Per primo arrivò Maxim con la sua famiglia: moglie e figli, senza avvertire.
— Che bello qui! Natura, fiume vicino, spazio per il barbecue… Restiamo da voi una settimana?
Non avevano ancora riordinato che arrivò Irina con marito e bambino:
— Ci hanno detto che ora siete in una villa in campagna. A casa nostra hanno staccato l’acqua, possiamo fermarci qualche giorno?
Dopo un paio di giorni si presentò la nipote di Sasha con il fidanzato:
— Stavamo passando di qui, volevamo solo una notte da voi.
La casa si trasformò in un ostello. Di continuo qualcuno cucinava, lavava, chiacchierava ad alta voce o ascoltava musica. I figli degli ospiti calpestavano le aiuole, spezzavano i rami giovani e davano cibo strano a Šarik, che si ammalò. Il frigorifero si svuotava come per magia. Vera si sentiva un’estranea in casa sua, una domestica al servizio di altri.
Un pomeriggio stava in veranda: sulle scale giacevano scarpe sconosciute, sul barbecue grigliavano spiedini d’altri, e nella casa rimbombava musica forte. Pensò a quando era lì con la pala in mano, fradicia e circondata da teli da cantiere sventolanti.
— Ricordi quando chiedemmo aiuto? — domandò piano a Sasha.
— Certo — rispose lui.
Quella stessa sera riunirono i parenti.
— Cari amici— cominciò Sasha — siamo felici che vi piaccia qui, ma questa è la nostra casa, non un albergo. L’abbiamo costruita noi, senza il vostro sostegno. Quando avevamo bisogno, nessuno c’era. Non ce l’abbiamo con voi, ma vogliamo che questo rimanga il nostro rifugio, non un alloggio gratis “per parentela”.
Vera aggiunse:
— Siamo stanchi, non cerchiamo conflitti, ma non accetteremo più che il nostro lavoro venga trattato come affitto gratuito.
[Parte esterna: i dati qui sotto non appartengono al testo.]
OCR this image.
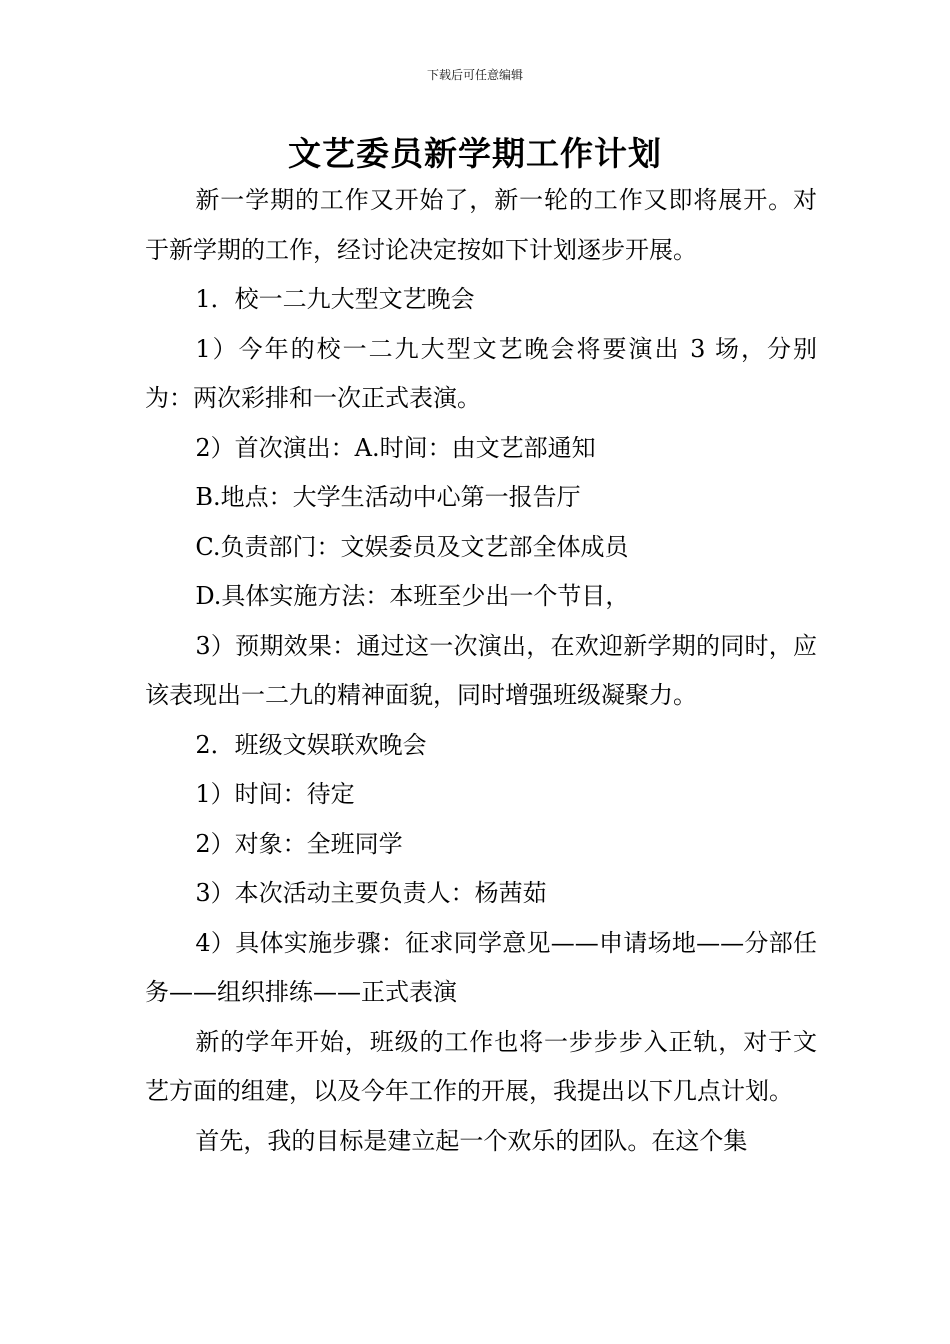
下载后可任意编辑
文艺委员新学期工作计划

新一学期的工作又开始了，新一轮的工作又即将展开。对于新学期的工作，经讨论决定按如下计划逐步开展。

1．校一二九大型文艺晚会

1）今年的校一二九大型文艺晚会将要演出 3 场，分别为：两次彩排和一次正式表演。

2）首次演出：A.时间：由文艺部通知

B.地点：大学生活动中心第一报告厅

C.负责部门：文娱委员及文艺部全体成员

D.具体实施方法：本班至少出一个节目，

3）预期效果：通过这一次演出，在欢迎新学期的同时，应该表现出一二九的精神面貌，同时增强班级凝聚力。

2．班级文娱联欢晚会

1）时间：待定

2）对象：全班同学

3）本次活动主要负责人：杨茜茹

4）具体实施步骤：征求同学意见——申请场地——分部任务——组织排练——正式表演

新的学年开始，班级的工作也将一步步步入正轨，对于文艺方面的组建，以及今年工作的开展，我提出以下几点计划。

首先，我的目标是建立起一个欢乐的团队。在这个集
Contiamo sul vostro rispetto e sulla vostra comprensione.
Le reazioni furono diverse. La nipote sbatté la porta:
— Siete diventati troppo esigenti, mi state davvero deludendo!
Maxim borbottò:
— Una volta avreste potuto darci una mano…
Irina sbuffò:
— Pensavo foste persone normali, invece siete egoisti!
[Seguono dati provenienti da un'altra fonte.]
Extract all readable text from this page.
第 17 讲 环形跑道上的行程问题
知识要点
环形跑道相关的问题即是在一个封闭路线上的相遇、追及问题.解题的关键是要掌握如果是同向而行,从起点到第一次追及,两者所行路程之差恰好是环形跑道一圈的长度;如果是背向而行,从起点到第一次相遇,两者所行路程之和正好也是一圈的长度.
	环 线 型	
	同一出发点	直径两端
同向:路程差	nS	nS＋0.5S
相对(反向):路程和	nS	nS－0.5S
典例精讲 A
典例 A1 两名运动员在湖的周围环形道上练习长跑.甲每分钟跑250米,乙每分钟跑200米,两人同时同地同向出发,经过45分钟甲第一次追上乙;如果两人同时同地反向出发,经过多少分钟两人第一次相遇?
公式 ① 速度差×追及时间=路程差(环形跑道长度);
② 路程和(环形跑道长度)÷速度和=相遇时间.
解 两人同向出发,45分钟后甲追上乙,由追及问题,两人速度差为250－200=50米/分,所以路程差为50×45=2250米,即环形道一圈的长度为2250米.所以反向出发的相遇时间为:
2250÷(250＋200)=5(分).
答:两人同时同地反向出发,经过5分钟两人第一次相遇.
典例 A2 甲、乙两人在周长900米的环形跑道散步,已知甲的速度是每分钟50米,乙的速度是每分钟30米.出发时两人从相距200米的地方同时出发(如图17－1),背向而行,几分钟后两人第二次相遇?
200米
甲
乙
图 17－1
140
Il giorno dopo squillò il telefono di Sasha:
— Mi hanno detto che hai cacciato tutti via… figlio mio, come hai potuto? Sono comunque tuoi parenti!— tuonò la voce di sua madre.
Sasha sospirò:
— Mamma, quando serviva davvero aiuto, non c’era nessuno. Non abbiamo scacciato nessuno, volevamo solo un po’ di pace.
— Pace… eh— rispose lei — Non sorprenderti se ora nessuno verrà più da voi. Vi siete giocati tutti!
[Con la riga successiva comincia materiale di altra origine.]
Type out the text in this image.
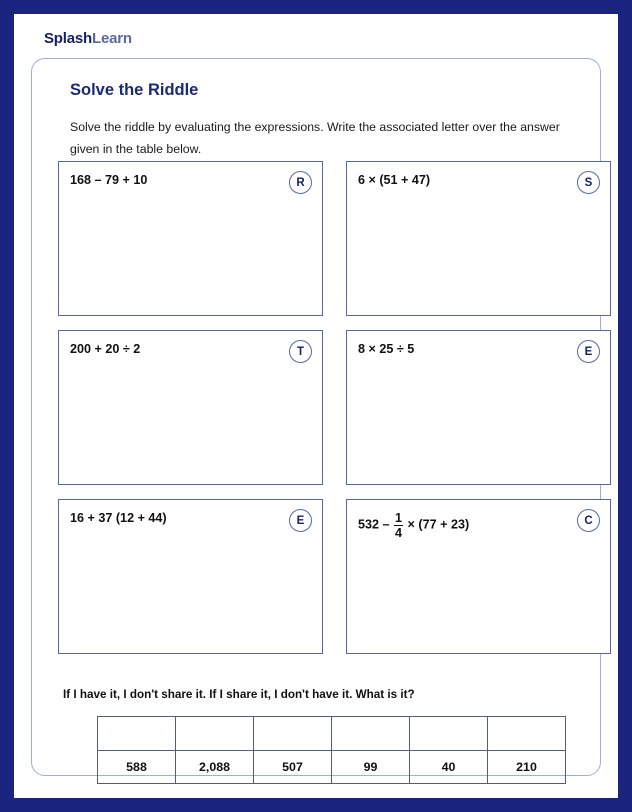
SplashLearn
Solve the Riddle
Solve the riddle by evaluating the expressions. Write the associated letter over the answer given in the table below.
168 – 79 + 10	R	6 × (51 + 47)	S
200 + 20 ÷ 2	T	8 × 25 ÷ 5	E
16 + 37 (12 + 44)	E	$532 - \frac{1}{4} \times (77 + 23)$	C
If I have it, I don't share it. If I share it, I don't have it. What is it?

588	2,088	507	99	40	210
E in effetti la casa tornò silenziosa. Di nuovo era casa loro, non un dormitorio. Al mattino sorseggiavano tè in veranda, in cucina cuocevano torte, la sera risuonava il riso dei bambini e l’abbaiare di Šarik. Profumavano i peri in fiore e i cespugli di lillà.
E quando il sole tramontava, Vera e Sasha sedevano sul portico, guardavano la loro casa e sapevano di aver fatto la scelta giusta. Avevano costruito non solo un’abitazione, ma una vera fortezza familiare, onesta e autentica. E solo chi rispetta quel lavoro sarà un ospite gradito.